The review challenges government over open data, making one of its recommendations to improve accountability by releasing public sector performance data as open data: “Performance data is what is meaningful to people and communities outside government. It can help them make choices and decisions.”

It points out the risks when sharing personal data, touching on the NHS Care.data debacle. It also informs readers that the idea of anonymising data so no one can be identified is “an oversimplification”.

“Despite the use of the best algorithms and the best obfuscation techniques, it is not possible to guarantee that no one can be identified within anonymised data,” it said.

Additionally, the review noted that government should urgently deliver on the identity assurance programme and investigate the reason for ongoing delays.

Open digital architecture

The review also recommended that costs can be reduced from creating an open digital architecture in which government should open up application programming interfaces (APIs) and move towards a common platform with reusable components.

“Given the inadequacy of the current approach to systems architecture, it is little wonder that so much open public data varies in format – making it needlessly difficult to compare and combine – or that geospatial data, which number among the most important of all public datasets, is not available as open data at all,” said the report.

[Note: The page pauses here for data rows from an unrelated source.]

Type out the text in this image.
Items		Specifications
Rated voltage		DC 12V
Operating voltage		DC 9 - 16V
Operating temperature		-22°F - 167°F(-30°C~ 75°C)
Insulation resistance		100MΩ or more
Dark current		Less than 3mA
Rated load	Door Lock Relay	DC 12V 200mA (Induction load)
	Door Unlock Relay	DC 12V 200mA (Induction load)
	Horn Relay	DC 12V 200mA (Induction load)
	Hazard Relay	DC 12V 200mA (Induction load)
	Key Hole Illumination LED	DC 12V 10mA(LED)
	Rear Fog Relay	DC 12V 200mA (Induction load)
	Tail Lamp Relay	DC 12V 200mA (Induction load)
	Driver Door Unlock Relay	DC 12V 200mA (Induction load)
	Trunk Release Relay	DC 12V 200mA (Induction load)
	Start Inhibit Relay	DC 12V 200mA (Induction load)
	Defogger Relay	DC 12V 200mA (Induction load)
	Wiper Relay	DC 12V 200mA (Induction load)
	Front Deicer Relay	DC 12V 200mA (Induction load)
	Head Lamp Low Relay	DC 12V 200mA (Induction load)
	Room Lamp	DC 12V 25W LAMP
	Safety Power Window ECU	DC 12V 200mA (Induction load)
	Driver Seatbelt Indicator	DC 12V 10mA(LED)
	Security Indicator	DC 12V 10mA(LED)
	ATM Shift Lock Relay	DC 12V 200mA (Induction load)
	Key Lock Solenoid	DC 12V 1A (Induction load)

“No one knows how the data is produced, its provenance, how it is processed, where it is stored, who has access and where it is published. This inadequate approach is also one of the reasons why different organisations serving public needs operate in silos and struggle, at a technical level, to integrate services, and to share data (with the right principles and methodology). It is why the government finds it hard to switch suppliers at the end of a contract: what interfaces does the old system support, how is it integrated, how does it function?”